Musik ist für mich wie ein Medikament – nicht verschreibungspflichtig und ohne Nebenwirkungen.

Musik – mein Retter

Ich selbst habe mit Musik eine Ressource geschaffen, auf die ich jederzeit zurückgreifen kann – eine Ressource, die mich im Leben mit MS etwas glücklicher stimmt, die mich schützt und begleitet. Meinen neusten Song „Savior“ habe ich erst vor kurzem veröffentlicht.
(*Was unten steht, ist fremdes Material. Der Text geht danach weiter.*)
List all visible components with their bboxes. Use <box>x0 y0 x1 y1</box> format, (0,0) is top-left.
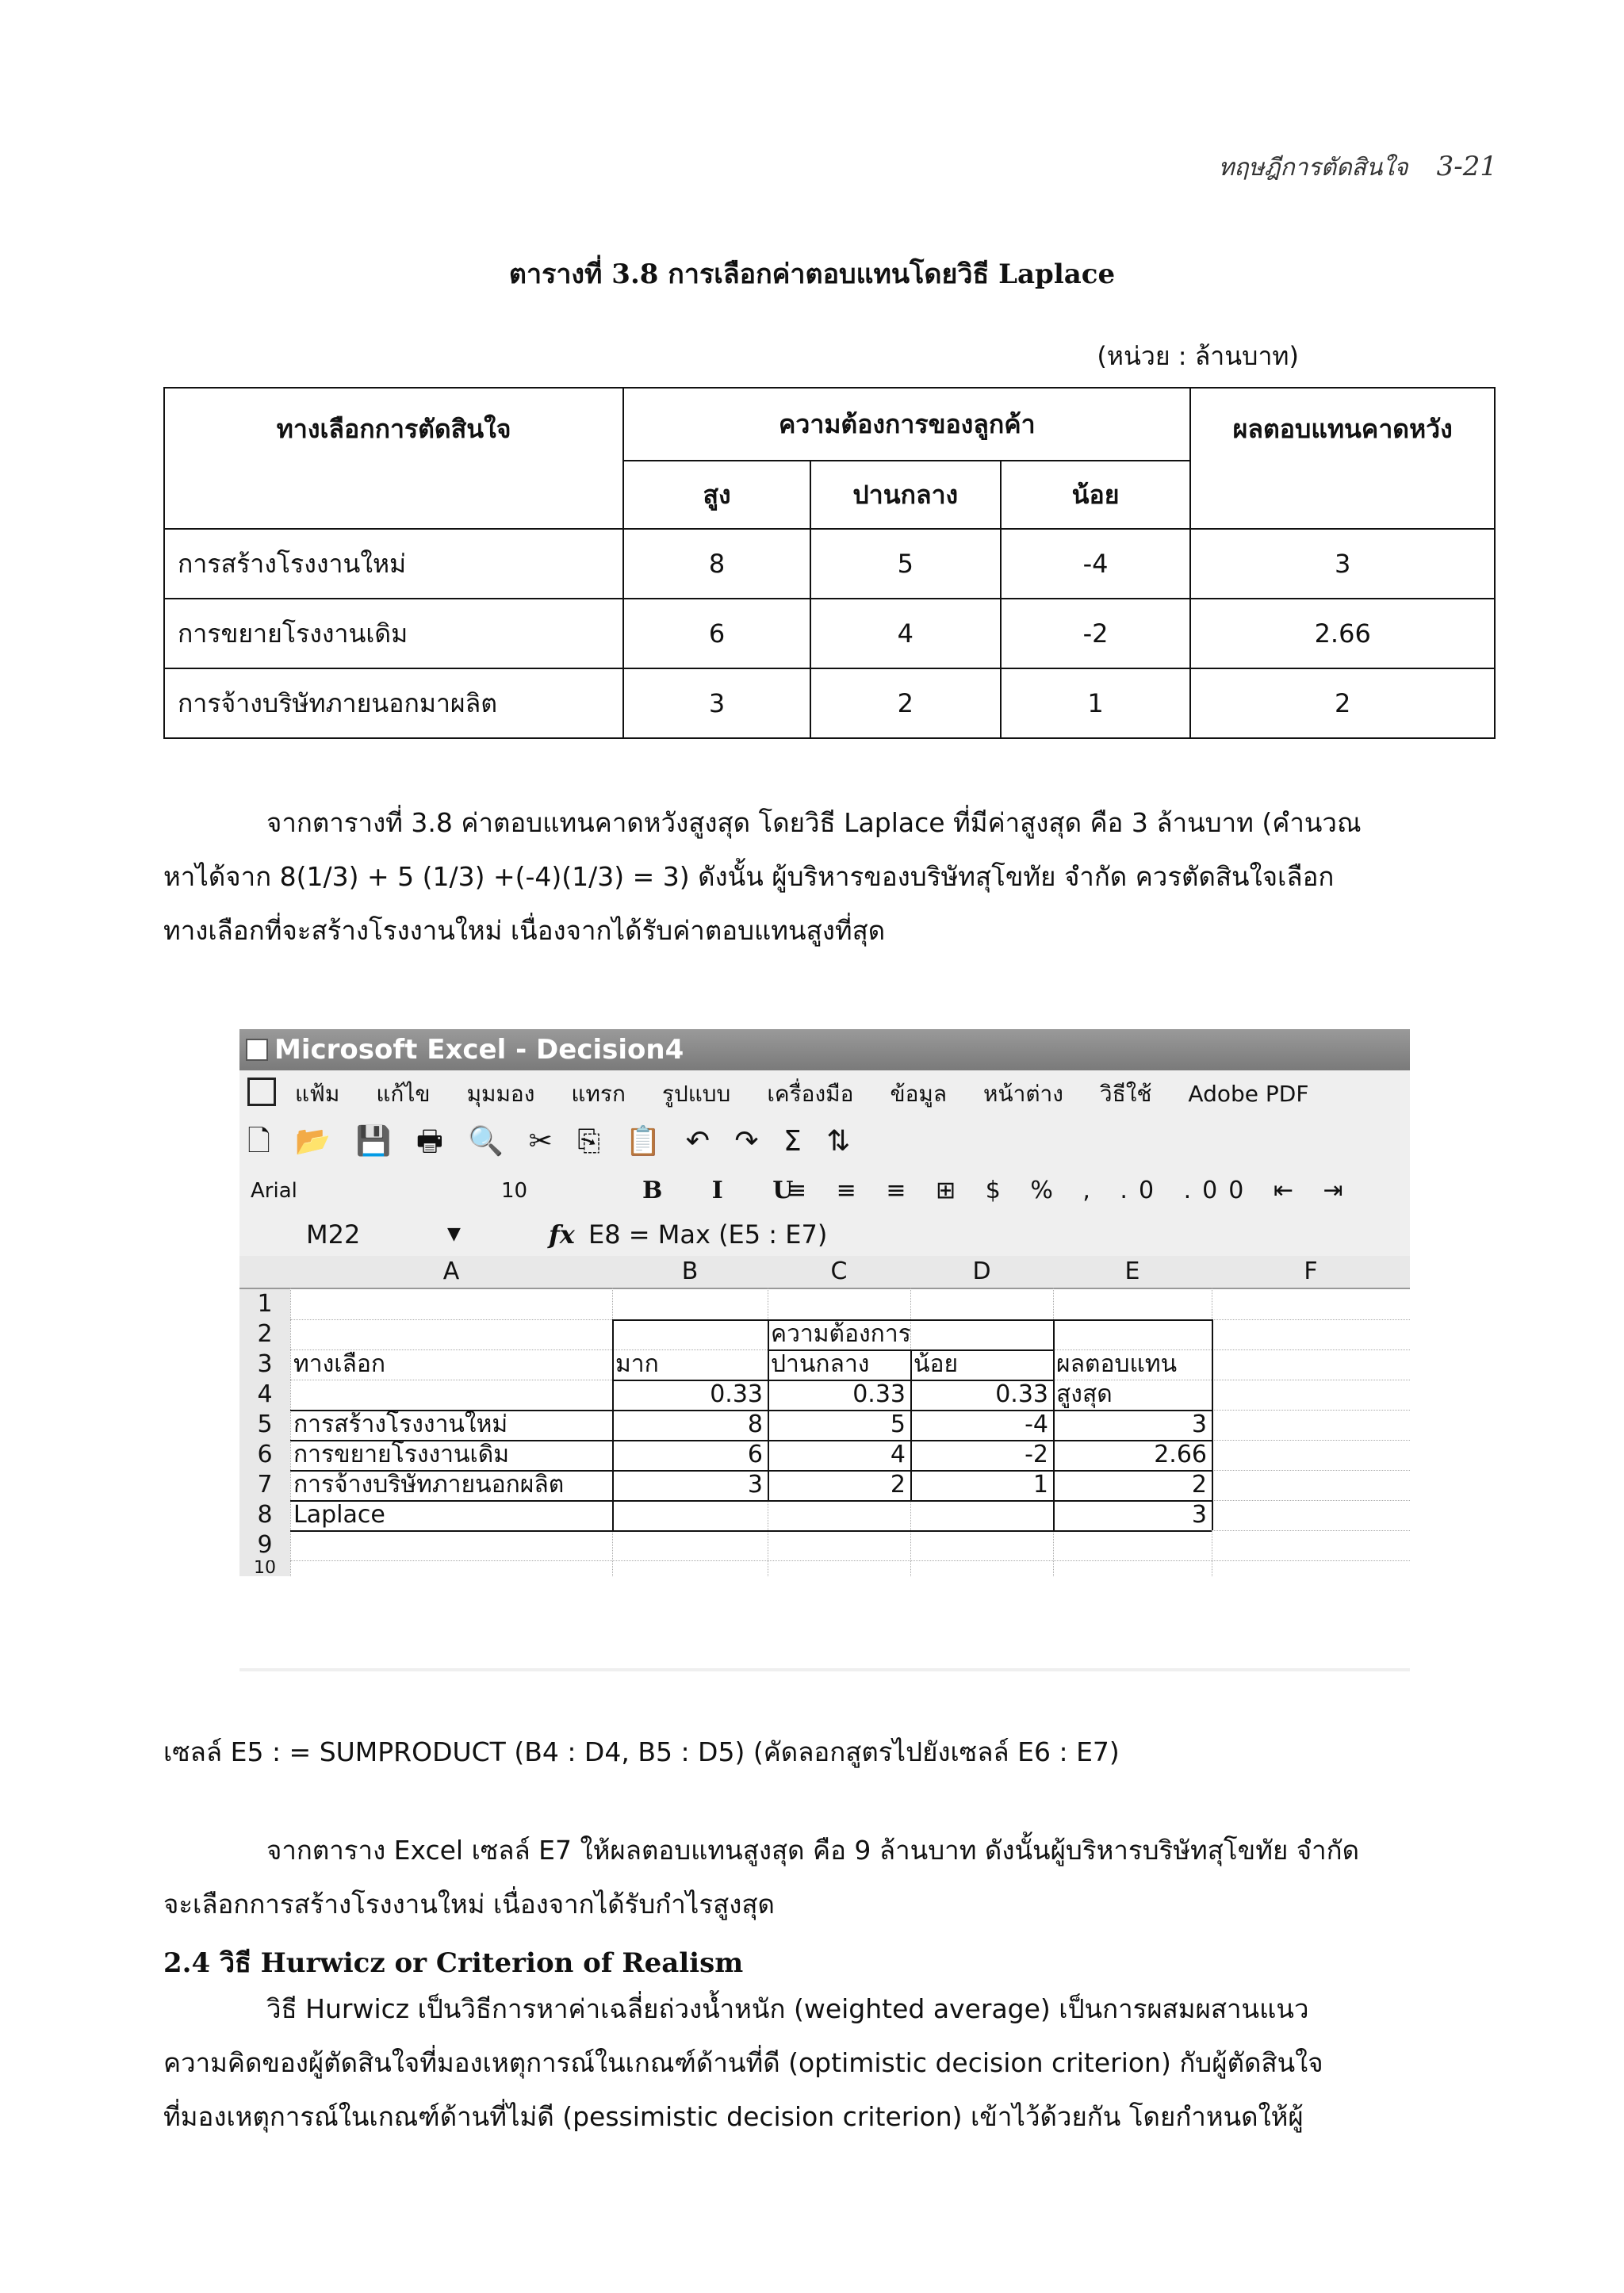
cell-c5[interactable]: 5 <box>890 1411 906 1438</box>
cell-e4[interactable]: สูงสุด <box>1056 1380 1113 1408</box>
alignment-number-buttons[interactable]: ≡ ≡ ≡ ⊞ $ % , .0 .00 ⇤ ⇥ <box>787 1177 1354 1204</box>
cell-medium: 5 <box>810 529 1001 599</box>
header-demand: ความต้องการของลูกค้า <box>623 388 1190 461</box>
header-high: สูง <box>623 461 810 529</box>
standard-toolbar[interactable]: 🗋 📂 💾 🖶 🔍 ✂ ⎘ 📋 ↶ ↷ Σ ⇅ <box>247 1125 859 1158</box>
excel-app-icon <box>246 1039 268 1061</box>
cell-high: 8 <box>623 529 810 599</box>
menu-help[interactable]: วิธีใช้ <box>1099 1081 1152 1107</box>
paragraph-3 <box>163 1982 1496 2144</box>
menu-adobe-pdf[interactable]: Adobe PDF <box>1188 1081 1309 1107</box>
menu-data[interactable]: ข้อมูล <box>890 1081 948 1107</box>
cell-medium: 4 <box>810 599 1001 668</box>
cell-a8[interactable]: Laplace <box>293 1501 385 1529</box>
cell-a7[interactable]: การจ้างบริษัทภายนอกผลิต <box>293 1471 565 1499</box>
table-row <box>164 668 1495 738</box>
cell-a3[interactable]: ทางเลือก <box>293 1350 386 1378</box>
cell-e3[interactable]: ผลตอบแทน <box>1056 1350 1178 1378</box>
menu-insert[interactable]: แทรก <box>571 1081 626 1107</box>
row-header-4[interactable]: 4 <box>239 1380 290 1410</box>
cell-e5[interactable]: 3 <box>1191 1411 1207 1438</box>
table-unit: (หน่วย : ล้านบาท) <box>1097 341 1299 371</box>
cell-low: -2 <box>1001 599 1191 668</box>
spreadsheet-grid <box>239 1256 1410 1668</box>
column-header-c[interactable]: C <box>768 1256 910 1289</box>
cell-e7[interactable]: 2 <box>1191 1471 1207 1499</box>
column-header-f[interactable]: F <box>1212 1256 1410 1289</box>
cell-expected: 2.66 <box>1190 599 1495 668</box>
cell-medium: 2 <box>810 668 1001 738</box>
column-header-a[interactable]: A <box>290 1256 612 1289</box>
paragraph-2-line-2: จะเลือกการสร้างโรงงานใหม่ เนื่องจากได้รับกำไรสูงสุด <box>163 1889 775 1920</box>
menu-window[interactable]: หน้าต่าง <box>983 1081 1063 1107</box>
paragraph-1 <box>163 796 1496 958</box>
cell-d6[interactable]: -2 <box>1025 1441 1048 1468</box>
excel-menu-bar <box>239 1072 1410 1116</box>
row-header-8[interactable]: 8 <box>239 1500 290 1530</box>
cell-b7[interactable]: 3 <box>747 1471 763 1499</box>
cell-d5[interactable]: -4 <box>1025 1411 1048 1438</box>
cell-d7[interactable]: 1 <box>1032 1471 1048 1499</box>
cell-d4[interactable]: 0.33 <box>995 1380 1048 1408</box>
table-row <box>164 529 1495 599</box>
function-icon[interactable]: fx <box>549 1219 575 1250</box>
page-number: 3-21 <box>1436 151 1497 182</box>
paragraph-2 <box>163 1824 1496 1931</box>
table-title: ตารางที่ 3.8 การเลือกค่าตอบแทนโดยวิธี Laplace <box>508 258 1116 290</box>
menu-file[interactable]: แฟ้ม <box>295 1081 340 1107</box>
cell-a6[interactable]: การขยายโรงงานเดิม <box>293 1441 510 1468</box>
laplace-table <box>163 387 1496 739</box>
table-row <box>164 599 1495 668</box>
menu-tools[interactable]: เครื่องมือ <box>767 1081 854 1107</box>
menu-view[interactable]: มุมมอง <box>466 1081 535 1107</box>
cell-border <box>290 1530 1212 1532</box>
row-name: การจ้างบริษัทภายนอกมาผลิต <box>164 668 623 738</box>
formula-bar <box>239 1215 1410 1254</box>
row-header-2[interactable]: 2 <box>239 1319 290 1349</box>
cell-high: 3 <box>623 668 810 738</box>
row-header-6[interactable]: 6 <box>239 1440 290 1470</box>
cell-high: 6 <box>623 599 810 668</box>
row-header-10[interactable]: 10 <box>239 1560 290 1576</box>
gridline <box>290 1560 1410 1561</box>
paragraph-3-line-3: ที่มองเหตุการณ์ในเกณฑ์ด้านที่ไม่ดี (pessimistic decision criterion) เข้าไว้ด้วยกัน โดยกำหนดให้ผู้ <box>163 2101 1304 2132</box>
paragraph-1-line-2: หาได้จาก 8(1/3) + 5 (1/3) +(-4)(1/3) = 3) ดังนั้น ผู้บริหารของบริษัทสุโขทัย จำกัด ควรตัดสินใจเลือก <box>163 861 1335 892</box>
running-header <box>1219 149 1497 186</box>
paragraph-1-line-1: จากตารางที่ 3.8 ค่าตอบแทนคาดหวังสูงสุด โดยวิธี Laplace ที่มีค่าสูงสุด คือ 3 ล้านบาท (คำนวณ <box>266 807 1362 838</box>
cell-expected: 2 <box>1190 668 1495 738</box>
row-header-7[interactable]: 7 <box>239 1470 290 1500</box>
paragraph-3-line-2: ความคิดของผู้ตัดสินใจที่มองเหตุการณ์ในเกณฑ์ด้านที่ดี (optimistic decision criterion) กับผู้ตัดสินใจ <box>163 2047 1323 2078</box>
row-header-9[interactable]: 9 <box>239 1530 290 1560</box>
excel-window-title: Microsoft Excel - Decision4 <box>274 1034 684 1066</box>
cell-b4[interactable]: 0.33 <box>710 1380 763 1408</box>
menu-format[interactable]: รูปแบบ <box>661 1081 731 1107</box>
paragraph-3-line-1: วิธี Hurwicz เป็นวิธีการหาค่าเฉลี่ยถ่วงน้ำหนัก (weighted average) เป็นการผสมผสานแนว <box>266 1993 1309 2024</box>
cell-c3[interactable]: ปานกลาง <box>771 1350 870 1378</box>
formatting-toolbar <box>239 1167 1410 1215</box>
cell-c7[interactable]: 2 <box>890 1471 906 1499</box>
cell-b5[interactable]: 8 <box>747 1411 763 1438</box>
formula-note: เซลล์ E5 : = SUMPRODUCT (B4 : D4, B5 : D5) (คัดลอกสูตรไปยังเซลล์ E6 : E7) <box>163 1736 1120 1767</box>
cell-a5[interactable]: การสร้างโรงงานใหม่ <box>293 1411 508 1438</box>
menu-edit[interactable]: แก้ไข <box>376 1081 431 1107</box>
font-name-box[interactable]: Arial <box>251 1179 297 1203</box>
running-header-title: ทฤษฎีการตัดสินใจ <box>1218 154 1408 182</box>
formula-input[interactable]: E8 = Max (E5 : E7) <box>588 1219 828 1250</box>
cell-c6[interactable]: 4 <box>890 1441 906 1468</box>
workbook-icon[interactable] <box>247 1078 276 1106</box>
cell-low: -4 <box>1001 529 1191 599</box>
row-name: การสร้างโรงงานใหม่ <box>164 529 623 599</box>
header-low: น้อย <box>1001 461 1191 529</box>
name-box-dropdown-icon[interactable]: ▼ <box>447 1224 461 1244</box>
select-all-corner[interactable] <box>239 1256 290 1289</box>
cell-b3[interactable]: มาก <box>615 1350 659 1378</box>
row-name: การขยายโรงงานเดิม <box>164 599 623 668</box>
paragraph-1-line-3: ทางเลือกที่จะสร้างโรงงานใหม่ เนื่องจากได้รับค่าตอบแทนสูงที่สุด <box>163 915 886 946</box>
row-header-1[interactable]: 1 <box>239 1289 290 1319</box>
header-medium: ปานกลาง <box>810 461 1001 529</box>
excel-title-bar <box>239 1029 1410 1070</box>
cell-c4[interactable]: 0.33 <box>852 1380 906 1408</box>
section-heading: 2.4 วิธี Hurwicz or Criterion of Realism <box>163 1947 744 1979</box>
cell-d3[interactable]: น้อย <box>914 1350 959 1378</box>
cell-low: 1 <box>1001 668 1191 738</box>
bold-italic-underline-buttons[interactable]: B I U <box>642 1177 814 1204</box>
header-expected: ผลตอบแทนคาดหวัง <box>1190 388 1495 529</box>
cell-e8[interactable]: 3 <box>1191 1501 1207 1529</box>
cell-b6[interactable]: 6 <box>747 1441 763 1468</box>
excel-window <box>239 1029 1410 1671</box>
column-header-e[interactable]: E <box>1053 1256 1212 1289</box>
paragraph-2-line-1: จากตาราง Excel เซลล์ E7 ให้ผลตอบแทนสูงสุด คือ 9 ล้านบาท ดังนั้นผู้บริหารบริษัทสุโขทัย จำกัด <box>266 1835 1360 1866</box>
row-header-3[interactable]: 3 <box>239 1349 290 1380</box>
header-decision: ทางเลือกการตัดสินใจ <box>164 388 623 529</box>
cell-e6[interactable]: 2.66 <box>1154 1441 1207 1468</box>
column-header-b[interactable]: B <box>612 1256 768 1289</box>
cell-c2[interactable]: ความต้องการ <box>771 1320 911 1348</box>
column-header-d[interactable]: D <box>910 1256 1053 1289</box>
cell-border <box>1212 1319 1213 1530</box>
font-size-box[interactable]: 10 <box>501 1179 528 1203</box>
cell-expected: 3 <box>1190 529 1495 599</box>
name-box[interactable]: M22 <box>306 1219 361 1250</box>
row-header-5[interactable]: 5 <box>239 1410 290 1440</box>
"Savior" (englisch für „Retter“) beschreibt den Zustand einer Hilflosigkeit, die sich paart mit Wut, Enttäuschung und Resignation. Retrospektiv werden Situationen und Gefühle aufgearbeitet, die in der Vergangenheit liegen und in die Gegenwart transportiert wurden und einem das Leben schwer machen. Es wird nach einem Retter bzw. einem Engel gesucht, der die Situation löst und für "Beschwichtigung" sorgt. Das Kuriose daran ist, dass dieser Engel genau die Person ist, die die Gefühle ausgelöst hat. Prinzipiell wird hier die Hoffnung (in Text und Musik) verpackt, dass der Verursacher des Leidens genau die Person rettet, die er leiden lässt.

Musik ist und bleibt mein Retter – ein Retter in allen Lebenslagen – damals wie heute.

Ich wünsche jedem von Euch ein musikreiches Leben, ob als Zuhörer oder Praktizierender. Mit Musik könnt Ihr träumen und Träume wagen. Musik hilft – egal wie – das ist sicher!